When Kitchen United received $40 million in funding led by RXR Realty during the summer, it became clear the two-year-old shared kitchen startup is paving a path for rapid expansion. The company will partner with the real estate company to open kitchens in New York City and the tri-state area.
This partnership fits within Kitchen United’s overall goal of opening 400 kitchen centers and 5,000 kitchens within the next few years. But it certainly isn’t alone in opening virtual kitchens, or restaurants without a traditional retail storefront. Grubhub, DoorDash and Uber Eats have all been trying their hand in delivery-only restaurants over the last two years.
"What virtual kitchens, or the Kitchen United concept does, is create a new economic model, where no longer do [restaurants] have to invest in expensive real estate and fancy front-of-house overhead and dining rooms, [they] can share kitchen space, optimize capital that is there and hopefully create a more profitable model for delivery," NPD Group Vice President David Portalatin told Restaurant Dive.
But what differentiates Kitchen United from the third-party delivery platforms is its system includes back-of-house labor and a technology stack that integrates with delivery providers and a restaurant’s ordering platform.
"It was clear to us right out of the gate that first of all, it had to be simple," Kitchen United CEO Jim Collins told Restaurant Dive. "If we just built a space and then went to restaurants and said 'here's a kitchen,' the restaurant would have been like 'I have no idea how to operate that.'"
That also means providing capabilities beyond just delivery, including carryout and catering. Even though delivery is getting a lot of attention these days, it's only a small piece of the off-premise market, Collins said. So instead of just having delivery drivers come in and out of the kitchen centers, customers can also pick up their orders if they want, Collins said.
"If you're able to give restaurants access to all those revenue streams, then the likelihood that they're going to achieve success along their lines of their revenue projections is high," Collins said.
And the concept has been catching on among chains, with Chick-fil-A, sweetgreen and Wetzel's Pretzels renting spaces inside its kitchen centers. Kitchen United typically fills a mix of local, regional and national providers within the same site based on data science about the demand for different types of food in that particular region, Kitchen United Chief Business Officer Atul Sood previously told Restaurant Dive.
As Kitchen United grows, some of the challenges it will face is making sure it provides a good experience not just for restaurants, but also its customers.
"Customers want a frictionless experience of pulling out their app to place their order," Portalatin said.
Demand for its spaces has been extremely high and all of its kitchen centers are basically full, with openings not available until sometime next year, Collins said. Even though they might not be able to fit everyone in, Kitchen United will provide a roadmap to prospective restaurants on how they can incorporate a lot of the off-premise trends in the meantime, such as dealing with menu changes and packaging, Collins said.
Even with so much demand, the company isn't expanding as much as it could.
"There's about 152 buildings that we have right now on a list of properties that we could pull the trigger on if we decided that it made sense," Collins said. "What we're really basically trying to do at the moment, to be candid, is let the businesses that we have open teach us how to be great at running these businesses."

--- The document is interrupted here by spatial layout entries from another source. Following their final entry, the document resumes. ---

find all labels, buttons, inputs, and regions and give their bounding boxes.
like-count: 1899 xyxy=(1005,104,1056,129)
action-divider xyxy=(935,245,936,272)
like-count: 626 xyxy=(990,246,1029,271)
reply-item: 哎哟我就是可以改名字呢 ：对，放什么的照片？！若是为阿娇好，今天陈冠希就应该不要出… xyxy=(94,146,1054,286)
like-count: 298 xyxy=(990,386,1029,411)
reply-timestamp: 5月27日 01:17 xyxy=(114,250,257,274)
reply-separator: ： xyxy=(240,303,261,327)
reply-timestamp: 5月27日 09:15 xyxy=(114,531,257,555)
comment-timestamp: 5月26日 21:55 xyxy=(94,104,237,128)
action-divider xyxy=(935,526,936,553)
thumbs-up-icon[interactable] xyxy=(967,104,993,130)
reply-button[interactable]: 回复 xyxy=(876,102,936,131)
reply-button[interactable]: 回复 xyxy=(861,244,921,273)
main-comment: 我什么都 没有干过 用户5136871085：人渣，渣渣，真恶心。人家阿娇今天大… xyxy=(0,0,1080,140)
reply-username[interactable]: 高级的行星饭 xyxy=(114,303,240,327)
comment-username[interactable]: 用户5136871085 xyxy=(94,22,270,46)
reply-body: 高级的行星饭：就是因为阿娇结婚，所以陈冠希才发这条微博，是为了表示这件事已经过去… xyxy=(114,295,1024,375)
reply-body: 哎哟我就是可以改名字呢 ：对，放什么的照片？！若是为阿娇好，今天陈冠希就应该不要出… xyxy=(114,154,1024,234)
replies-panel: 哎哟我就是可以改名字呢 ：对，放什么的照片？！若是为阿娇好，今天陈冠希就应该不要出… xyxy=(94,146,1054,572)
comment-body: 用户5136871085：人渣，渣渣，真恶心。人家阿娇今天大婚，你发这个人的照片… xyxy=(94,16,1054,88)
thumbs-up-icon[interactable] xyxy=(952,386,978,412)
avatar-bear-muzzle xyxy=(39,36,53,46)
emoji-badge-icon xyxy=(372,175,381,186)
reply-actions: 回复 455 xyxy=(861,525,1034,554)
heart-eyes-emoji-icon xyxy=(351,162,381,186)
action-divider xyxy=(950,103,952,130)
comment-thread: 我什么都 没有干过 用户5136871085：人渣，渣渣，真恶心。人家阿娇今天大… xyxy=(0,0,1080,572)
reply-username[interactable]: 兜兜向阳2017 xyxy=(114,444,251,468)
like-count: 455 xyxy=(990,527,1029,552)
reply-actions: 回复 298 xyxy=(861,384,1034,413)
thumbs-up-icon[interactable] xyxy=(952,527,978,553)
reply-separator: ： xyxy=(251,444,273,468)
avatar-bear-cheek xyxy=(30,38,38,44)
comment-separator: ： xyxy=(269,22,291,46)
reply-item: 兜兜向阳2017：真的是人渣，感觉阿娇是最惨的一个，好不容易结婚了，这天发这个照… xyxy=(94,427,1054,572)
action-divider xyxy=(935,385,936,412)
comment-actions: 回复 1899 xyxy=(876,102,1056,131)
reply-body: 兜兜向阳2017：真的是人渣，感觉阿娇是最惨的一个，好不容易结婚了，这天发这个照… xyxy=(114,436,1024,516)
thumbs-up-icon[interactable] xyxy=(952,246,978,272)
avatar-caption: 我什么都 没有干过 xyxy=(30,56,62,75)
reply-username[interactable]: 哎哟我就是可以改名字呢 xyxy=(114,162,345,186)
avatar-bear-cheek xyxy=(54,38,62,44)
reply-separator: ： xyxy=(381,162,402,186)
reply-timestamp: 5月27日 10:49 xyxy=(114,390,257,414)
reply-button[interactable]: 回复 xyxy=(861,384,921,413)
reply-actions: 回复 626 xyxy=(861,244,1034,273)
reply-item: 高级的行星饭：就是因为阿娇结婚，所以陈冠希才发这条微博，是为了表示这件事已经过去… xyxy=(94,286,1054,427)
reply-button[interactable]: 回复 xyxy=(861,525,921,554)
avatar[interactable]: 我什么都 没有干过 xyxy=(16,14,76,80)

And those that it isn’t able to accommodate right away could turn to its competition. Former Uber CEO Travis Kalanick, for example, is expanding his CloudKitchens concept throughout the country as well as abroad.
Regardless, with so much expansion of virtual kitchens, it is clear that Kitchen United is here to stay and ripe for growth, especially because of what it could do to the restaurant industry.
"If you're a chef, no longer do you have to invest millions of dollars in brick-and-mortar restaurants," Portalatin said. "You can try something out in the virtual world and see how the customers respond. I think it will be an innovation engine."